Next time you are hiring for a summer program or a holiday camp, the options of this article should ease your hiring anxieties significantly. We will cover three often overlooked categories.
Elementary School Physical Education Teachers
If your summer program includes younger beginning children, think out of the box. Have you ever considered hiring elementary school physical education teachers? Many in your area are looking for summer employment while you are reading this article. They don’t even need any tennis experience. First, go to a local elementary school and ask if you can just observe a physical education class. You’ll probably see a very dedicated and competent teacher organizing dozens of kids at a time performing numerous fun and engaging activities. Most certified tennis teachers would be totally stressed and uncomfortable in that type of environment. Maybe that’s why tennis teachers resort to line drills most of the time. If they have more kids, the lines just get longer. It’s just a question of training.
Elementary school PE teachers, on the other hand, are well-schooled and comfortable engaging large groups of kids and can make the activities fun and effective for each age group and skill level. It is usually much easier to show a PE teacher the basic tennis progressions for beginning juniors, as compared to training tennis pros to become competent group activity coordinators. Definitely have a trained teaching professional head up the groups of beginning juniors, but give him a staff of enthusiastic professionals to work with and let the fun begin!
College Players
For your more advanced juniors, you will need coaches with solid tennis games. College players are always looking for summer employment. No doubt that you need a veteran teaching pro to direct the overall program for your competitive juniors, but try placing a strong college player to execute your drills on each court. This is a much more sensible option to hiring good teaching pros just for summer employment. Generally speaking, the better teaching professionals already have year-round commitments, so your part-timers are the less experienced ones anyway. Note that I am not recommending that you underpay your college players, but generally you can expect to compensate them less than fulltime teaching professionals. If you want to check competitive pay scales just call some of the larger academies across the country and inquire what they pay college players who help them out in their summer programs. You’ll find out that you can offer the college players more than the academies and they will be still be pleased with a modest hourly rate.
Engage Your Own Juniors
A few programs in the U.S. have figured out how to design and schedule their junior programs to capitalize the powerful motivational force of kids helping other kids. Here’s how it works.

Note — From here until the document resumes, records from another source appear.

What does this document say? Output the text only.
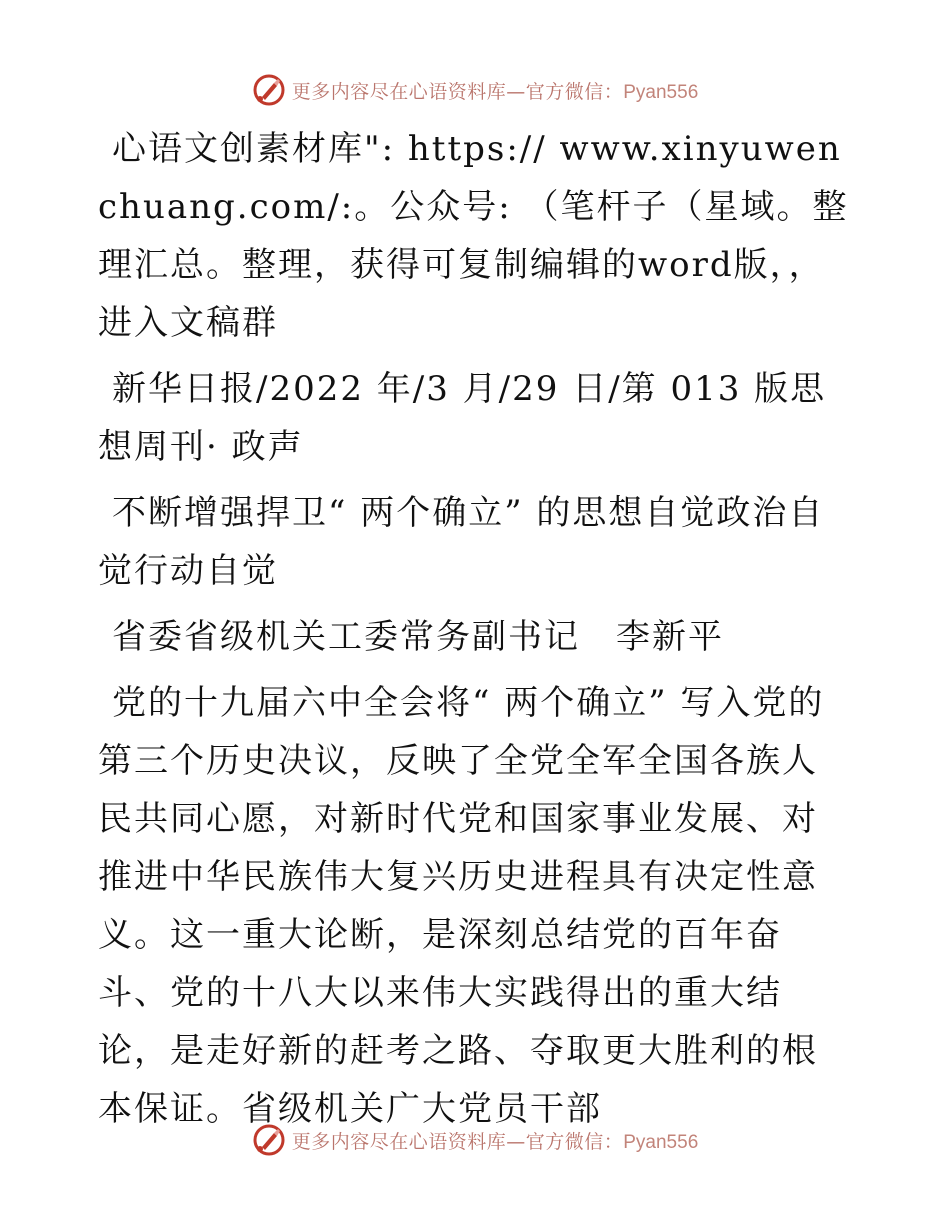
更多内容尽在心语资料库—官方微信：Pyan556

心语文创素材库": https:// www.xinyuwenchuang.com/:。公众号: （笔杆子（星域。整理汇总。整理，获得可复制编辑的word版，，进入文稿群

新华日报/2022 年/3 月/29 日/第 013 版思想周刊· 政声

不断增强捍卫“ 两个确立” 的思想自觉政治自觉行动自觉

省委省级机关工委常务副书记　李新平

党的十九届六中全会将“ 两个确立” 写入党的第三个历史决议，反映了全党全军全国各族人民共同心愿，对新时代党和国家事业发展、对推进中华民族伟大复兴历史进程具有决定性意义。这一重大论断，是深刻总结党的百年奋斗、党的十八大以来伟大实践得出的重大结论，是走好新的赶考之路、夺取更大胜利的根本保证。省级机关广大党员干部

更多内容尽在心语资料库—官方微信：Pyan556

Most summer programs group the juniors by playing levels and ages. In the scenario we are recommending, have the oldest and strongest children be scheduled to play in the first time slot. The next oldest should be scheduled next and it goes on and on until the very youngest children are scheduled to play last. Then, have the best kids in each program stay for 30 minutes and help with the next younger program. Set it up so the kids who are asked to stay are looked up to for their qualities of reliability, maturity, helpfulness, and overall ability. They become the “assistant pros” for the next younger group. This benefits them in that they get more court time and contact with your professional staff. Plus, they will enjoy being looked up to by their slightly younger peers. The next younger group benefits because they look up to the next older group and will be inspired to perform well just by being around them. This natural mentor program is one of the most powerful yet underused tools available.
Consider any one of these resources or use all three to create new levels of success in your junior program. Remember that if you make your programs fun and build the self-esteem of each participant in the process, you are almost guaranteed to succeed.
– i.e. PE teachers for little children and summer programs. For advanced junior programs, tapping into local college players.